I’m starting to wonder what the whole point of community college was, and why I did all that work when a good third of it wasn’t going towards the ultimate goal. That’s despite talking to multiple advisors the whole time. If I had known that would have happened, I would have chosen a route that would have fit me better in the long term. And was far more efficient in studying what I truly wanted to know and master.

Unfortunately, some of that isn’t taught in college. Or, if it is, it comes at a premium.

Quite frankly, I’m 100% over this gatekeeping paywall on knowledge and this bizarre obsession with the higher educational requirements to do just about any job. Even if a degree isn’t legitimately required to do the actual job. Other countries have apprenticeships in nearly every industry. Yes, including Archaeology. So… why doesn’t the so-called “land of the free and the brave”?

That’s a question I’ll leave others to ponder, because I already know the answer, as I’m sure many others do as well.

I’ve realized, however, just how much time I’ve wasted trying so hard to fit into a society that makes no room for those of us who are wired differently, and are here to pursue something beyond the mainstream. I don’t need a piece of paper from a gatekeeping institution that grants me permission to work in a specific field or industry, because of some arbitrary socially constructed rule that deems it necessary for credibility.

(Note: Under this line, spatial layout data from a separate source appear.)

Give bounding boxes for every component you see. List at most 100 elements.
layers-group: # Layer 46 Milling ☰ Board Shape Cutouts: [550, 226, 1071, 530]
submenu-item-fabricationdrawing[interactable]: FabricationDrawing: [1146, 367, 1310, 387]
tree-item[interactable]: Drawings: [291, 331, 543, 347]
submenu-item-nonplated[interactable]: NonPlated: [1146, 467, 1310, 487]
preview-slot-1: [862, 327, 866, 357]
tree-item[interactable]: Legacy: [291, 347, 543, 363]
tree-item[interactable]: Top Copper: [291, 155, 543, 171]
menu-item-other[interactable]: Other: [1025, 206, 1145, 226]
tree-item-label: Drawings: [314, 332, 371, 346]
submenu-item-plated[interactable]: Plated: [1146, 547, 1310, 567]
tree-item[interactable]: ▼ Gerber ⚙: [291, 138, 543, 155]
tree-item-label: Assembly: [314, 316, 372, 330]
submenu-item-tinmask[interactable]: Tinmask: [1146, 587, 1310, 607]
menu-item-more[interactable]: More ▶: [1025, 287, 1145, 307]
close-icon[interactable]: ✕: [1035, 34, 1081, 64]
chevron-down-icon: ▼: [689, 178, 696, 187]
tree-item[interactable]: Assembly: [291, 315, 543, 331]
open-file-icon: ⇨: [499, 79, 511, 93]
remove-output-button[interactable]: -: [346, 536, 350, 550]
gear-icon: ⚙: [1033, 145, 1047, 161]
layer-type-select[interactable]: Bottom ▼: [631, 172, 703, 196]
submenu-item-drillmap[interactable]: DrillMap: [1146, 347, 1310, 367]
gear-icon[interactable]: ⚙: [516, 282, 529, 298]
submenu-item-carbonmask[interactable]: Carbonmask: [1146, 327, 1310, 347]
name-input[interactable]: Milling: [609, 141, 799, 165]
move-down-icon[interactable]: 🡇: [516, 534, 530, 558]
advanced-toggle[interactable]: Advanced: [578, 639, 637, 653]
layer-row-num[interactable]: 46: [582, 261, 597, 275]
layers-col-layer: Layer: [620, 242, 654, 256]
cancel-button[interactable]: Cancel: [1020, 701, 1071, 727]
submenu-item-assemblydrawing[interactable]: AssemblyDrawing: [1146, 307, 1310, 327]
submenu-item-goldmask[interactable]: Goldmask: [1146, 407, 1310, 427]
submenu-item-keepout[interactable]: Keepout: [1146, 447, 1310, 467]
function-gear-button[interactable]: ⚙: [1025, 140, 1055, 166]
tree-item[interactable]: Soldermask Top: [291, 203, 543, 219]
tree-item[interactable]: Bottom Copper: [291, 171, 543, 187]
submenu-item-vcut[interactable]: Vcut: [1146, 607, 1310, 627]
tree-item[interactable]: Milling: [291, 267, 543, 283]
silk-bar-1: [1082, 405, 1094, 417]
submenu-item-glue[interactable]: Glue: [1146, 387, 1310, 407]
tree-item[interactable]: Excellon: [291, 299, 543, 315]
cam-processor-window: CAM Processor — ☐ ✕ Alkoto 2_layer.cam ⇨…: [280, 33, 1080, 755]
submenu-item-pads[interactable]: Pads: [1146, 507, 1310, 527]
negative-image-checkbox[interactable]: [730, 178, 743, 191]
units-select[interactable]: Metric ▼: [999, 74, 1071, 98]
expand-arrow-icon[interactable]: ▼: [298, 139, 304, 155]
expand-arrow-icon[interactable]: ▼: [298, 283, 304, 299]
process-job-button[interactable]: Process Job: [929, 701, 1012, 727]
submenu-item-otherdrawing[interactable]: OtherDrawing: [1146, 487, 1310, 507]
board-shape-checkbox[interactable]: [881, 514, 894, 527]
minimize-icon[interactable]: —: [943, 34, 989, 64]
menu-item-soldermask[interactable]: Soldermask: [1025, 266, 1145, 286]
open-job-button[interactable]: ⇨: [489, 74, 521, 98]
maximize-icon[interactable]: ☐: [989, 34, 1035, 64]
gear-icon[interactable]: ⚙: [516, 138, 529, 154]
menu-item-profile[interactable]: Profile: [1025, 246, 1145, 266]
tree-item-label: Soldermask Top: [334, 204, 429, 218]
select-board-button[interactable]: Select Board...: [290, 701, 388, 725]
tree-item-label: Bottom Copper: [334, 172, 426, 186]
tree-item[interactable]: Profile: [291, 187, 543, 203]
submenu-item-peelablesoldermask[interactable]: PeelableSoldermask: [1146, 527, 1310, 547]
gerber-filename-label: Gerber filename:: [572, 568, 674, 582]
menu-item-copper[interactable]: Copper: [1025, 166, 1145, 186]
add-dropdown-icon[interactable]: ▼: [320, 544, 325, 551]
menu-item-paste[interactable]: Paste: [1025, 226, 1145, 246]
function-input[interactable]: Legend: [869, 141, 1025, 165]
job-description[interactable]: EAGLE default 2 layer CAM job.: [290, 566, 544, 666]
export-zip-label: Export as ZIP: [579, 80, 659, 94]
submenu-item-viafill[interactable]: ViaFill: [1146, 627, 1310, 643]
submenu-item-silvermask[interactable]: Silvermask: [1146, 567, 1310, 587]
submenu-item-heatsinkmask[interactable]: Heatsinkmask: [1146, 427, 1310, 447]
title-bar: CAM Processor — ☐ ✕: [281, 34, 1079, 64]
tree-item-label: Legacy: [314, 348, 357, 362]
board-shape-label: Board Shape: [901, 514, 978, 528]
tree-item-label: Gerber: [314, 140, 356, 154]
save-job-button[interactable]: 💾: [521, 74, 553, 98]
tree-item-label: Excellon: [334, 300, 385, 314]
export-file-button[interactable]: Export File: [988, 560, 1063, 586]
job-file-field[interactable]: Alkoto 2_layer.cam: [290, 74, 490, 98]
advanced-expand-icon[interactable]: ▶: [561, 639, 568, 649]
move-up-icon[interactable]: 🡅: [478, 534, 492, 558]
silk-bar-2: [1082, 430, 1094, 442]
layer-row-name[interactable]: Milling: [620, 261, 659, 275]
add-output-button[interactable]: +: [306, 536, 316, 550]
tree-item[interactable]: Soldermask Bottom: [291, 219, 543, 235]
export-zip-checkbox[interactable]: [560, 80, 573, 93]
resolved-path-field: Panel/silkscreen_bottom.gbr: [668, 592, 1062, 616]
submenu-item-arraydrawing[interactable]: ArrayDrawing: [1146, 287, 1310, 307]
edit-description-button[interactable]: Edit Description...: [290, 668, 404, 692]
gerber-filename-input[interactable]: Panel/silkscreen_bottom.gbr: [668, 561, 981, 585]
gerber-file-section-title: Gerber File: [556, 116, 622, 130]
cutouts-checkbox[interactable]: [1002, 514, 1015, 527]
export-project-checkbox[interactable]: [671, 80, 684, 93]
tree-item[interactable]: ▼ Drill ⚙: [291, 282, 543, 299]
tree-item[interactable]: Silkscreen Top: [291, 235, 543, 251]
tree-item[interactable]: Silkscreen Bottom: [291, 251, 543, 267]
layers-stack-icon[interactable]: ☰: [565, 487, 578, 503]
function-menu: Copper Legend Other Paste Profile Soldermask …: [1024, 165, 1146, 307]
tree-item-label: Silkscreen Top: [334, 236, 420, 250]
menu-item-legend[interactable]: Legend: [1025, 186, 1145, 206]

If I can demonstrate my expertise through a variety of methods, and cite all of my sources, access and utilize reputable sources, and have intelligent discussions with other scholars – is that not enough for “credibility’s sake”?

I certainly believe so.

So, to make this rambling much shorter: An autodidact, I am.

And that will be the basis of this blog moving forward, chronicling that journey and sharing the resources I gather and the thought process as I move through this non-traditional space.